Religious Beliefs

What does Jewish tradition teach about religiously legitimate violence?

Earlier books of the Hebrew Bible, especially the Torah and “historical books,” are filled with texts about violence, both prescriptive and descriptive. God does not suffer enemies lightly, and many texts, such as Deuteronomy 32:40-42, pull no punches in their descriptions of the divine mind in this regard: “When I have whetted my flashing sword, when I have set my hand to judgment, then I shall punish my adversaries and wreak vengeance on my foes. I will make my arrows drunk with blood, my sword will devour flesh, blood of slain and captives, the heads of enemy princes.” An important distinction here is that the Bible condemns violence when individuals engage in it for their own selfish purposes, but when violence is part of the larger picture of the divine purpose for Israel, it is presumed to be essential and positive.

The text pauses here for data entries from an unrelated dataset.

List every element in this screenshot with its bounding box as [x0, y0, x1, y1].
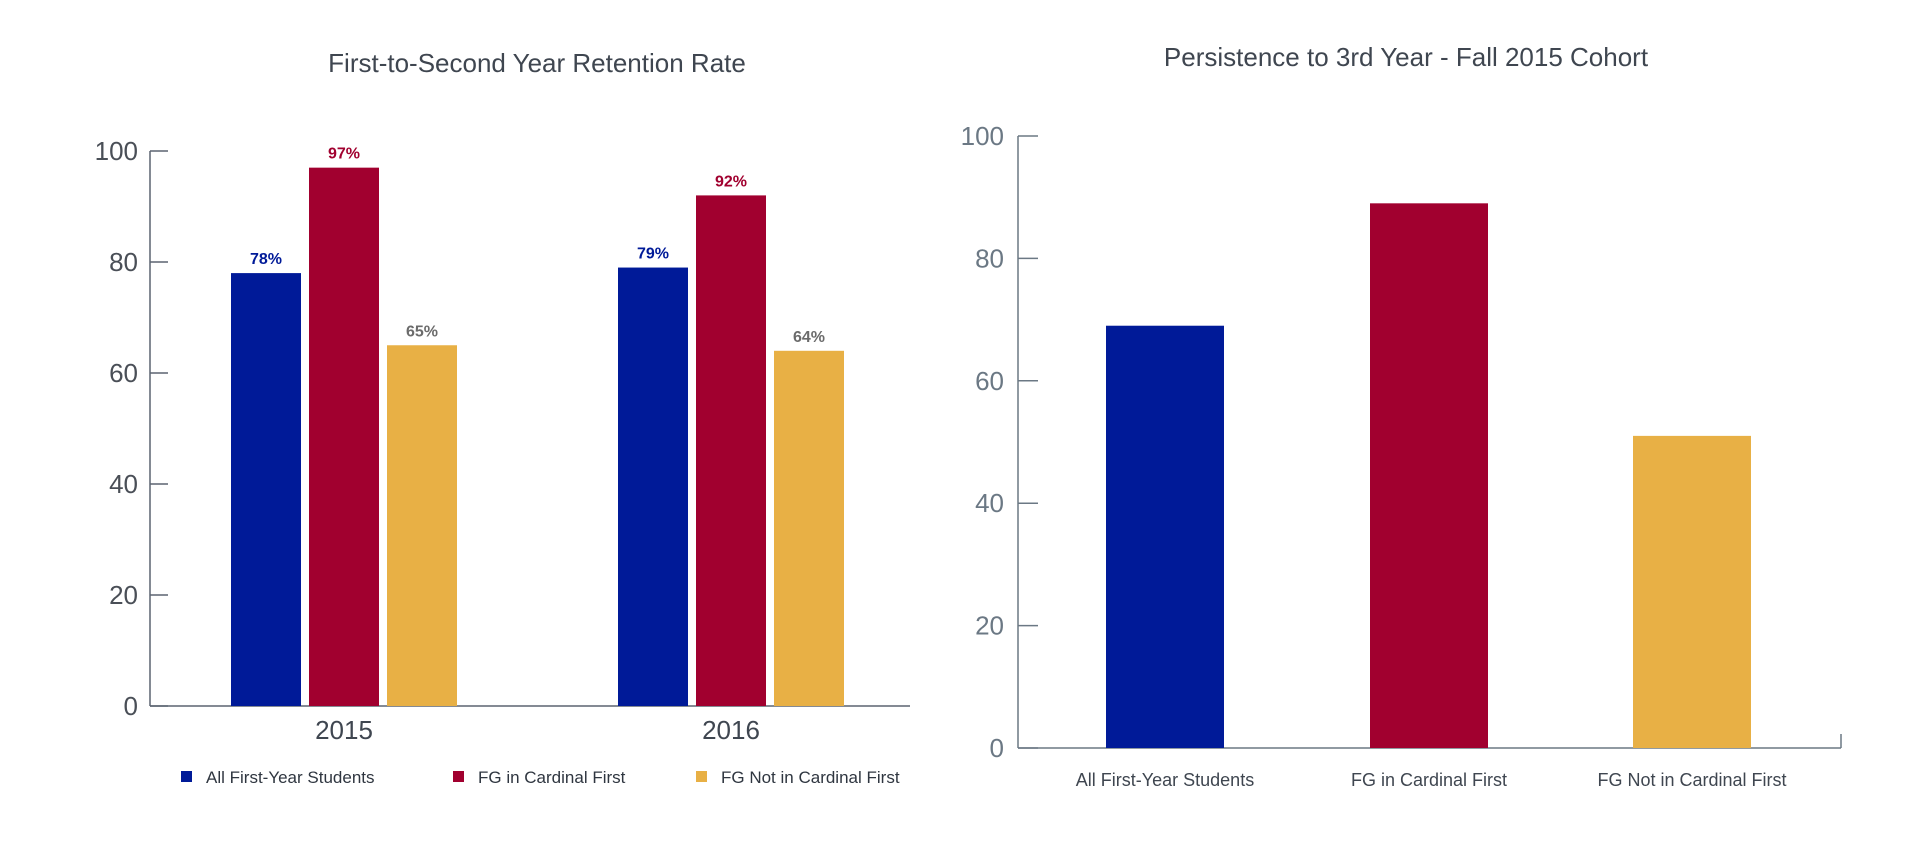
chart2-tick-label-100: 100	[961, 121, 1004, 151]
chart2-category-label-all-first-year-students: All First-Year Students	[1076, 770, 1254, 790]
chart2-tick-label-80: 80	[975, 243, 1004, 273]
chart1-data-label-2015-fg-not-in-cardinal-first: 65%	[406, 323, 438, 340]
chart2-title: Persistence to 3rd Year - Fall 2015 Coho…	[1164, 42, 1649, 72]
retention-rate-chart: First-to-Second Year Retention Rate 0 20 4…	[95, 48, 910, 787]
chart1-legend-swatch-all-first-year-students	[181, 771, 192, 782]
chart1-category-labels: 2015 2016	[315, 715, 760, 745]
chart2-bar-fg-in-cardinal-first	[1370, 203, 1488, 748]
chart2-bar-fg-not-in-cardinal-first	[1633, 435, 1751, 748]
chart1-data-label-2016-fg-in-cardinal-first: 92%	[715, 173, 747, 190]
chart1-legend-label-fg-not-in-cardinal-first: FG Not in Cardinal First	[721, 768, 900, 787]
chart1-data-label-2016-all-first-year-students: 79%	[637, 246, 669, 263]
chart2-tick-label-40: 40	[975, 488, 1004, 518]
chart1-category-label-2016: 2016	[702, 715, 760, 745]
chart1-tick-label-0: 0	[124, 691, 138, 721]
chart1-bar-2016-fg-in-cardinal-first	[696, 195, 766, 706]
chart1-legend-swatch-fg-in-cardinal-first	[453, 771, 464, 782]
chart2-category-label-fg-in-cardinal-first: FG in Cardinal First	[1351, 770, 1507, 790]
chart2-tick-label-60: 60	[975, 366, 1004, 396]
chart2-bar-all-first-year-students	[1106, 325, 1224, 748]
chart2-tick-label-0: 0	[990, 733, 1004, 763]
chart1-data-labels: 78% 97% 65% 79% 92% 64%	[250, 146, 825, 346]
chart1-data-label-2016-fg-not-in-cardinal-first: 64%	[793, 329, 825, 346]
chart2-category-labels: All First-Year Students FG in Cardinal Fi…	[1076, 770, 1787, 790]
chart1-title: First-to-Second Year Retention Rate	[328, 48, 746, 78]
chart1-tick-label-20: 20	[109, 580, 138, 610]
chart2-category-label-fg-not-in-cardinal-first: FG Not in Cardinal First	[1597, 770, 1786, 790]
chart1-legend-label-all-first-year-students: All First-Year Students	[206, 768, 375, 787]
chart2-bars	[1106, 203, 1751, 748]
chart1-tick-label-40: 40	[109, 469, 138, 499]
chart1-bar-2015-fg-not-in-cardinal-first	[387, 345, 457, 706]
chart1-bar-2015-all-first-year-students	[231, 273, 301, 706]
chart2-tick-label-20: 20	[975, 611, 1004, 641]
chart1-bars	[231, 167, 844, 706]
chart1-tick-label-80: 80	[109, 247, 138, 277]
chart1-legend-swatch-fg-not-in-cardinal-first	[696, 771, 707, 782]
chart2-y-ticks: 0 20 40 60 80 100	[961, 121, 1038, 763]
chart1-data-label-2015-all-first-year-students: 78%	[250, 251, 282, 268]
chart1-data-label-2015-fg-in-cardinal-first: 97%	[328, 146, 360, 163]
chart1-tick-label-60: 60	[109, 358, 138, 388]
chart1-bar-2016-all-first-year-students	[618, 267, 688, 706]
chart1-category-label-2015: 2015	[315, 715, 373, 745]
persistence-chart: Persistence to 3rd Year - Fall 2015 Coho…	[961, 42, 1842, 790]
chart1-tick-label-100: 100	[95, 136, 138, 166]
chart1-bar-2016-fg-not-in-cardinal-first	[774, 350, 844, 706]
chart1-legend-label-fg-in-cardinal-first: FG in Cardinal First	[478, 768, 626, 787]
chart1-legend: All First-Year Students FG in Cardinal Fi…	[181, 768, 900, 787]
chart1-bar-2015-fg-in-cardinal-first	[309, 167, 379, 706]
chart1-y-ticks: 0 20 40 60 80 100	[95, 136, 168, 721]
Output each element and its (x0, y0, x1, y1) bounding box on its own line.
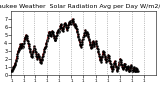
Title: Milwaukee Weather  Solar Radiation Avg per Day W/m2/minute: Milwaukee Weather Solar Radiation Avg pe… (0, 4, 160, 9)
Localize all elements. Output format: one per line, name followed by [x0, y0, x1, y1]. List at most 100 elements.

Later texts, especially the Prophets and Wisdom literature, typically condemn human recourse to violence, insisting that vengeance is up to God alone. Rabbinic literature emphasizes, further, that peace is the original purpose of all creation, and that shalom (also meaning wholeness and health) is the ultimate blessing. According to the rabbis, forgiveness is always preferable to revenge; one must always choose the less destructive of two difficult options. They insist that only defensive war is acceptable, and indeed it is mandatory. They accept biblical wars of expansion as justifiable under the original circumstances, but no longer. And the rabbis discuss at length the complexities of such things as “preemptive” military action, acknowledging considerable moral ambiguity in deciding whether an enemy is likely to attack.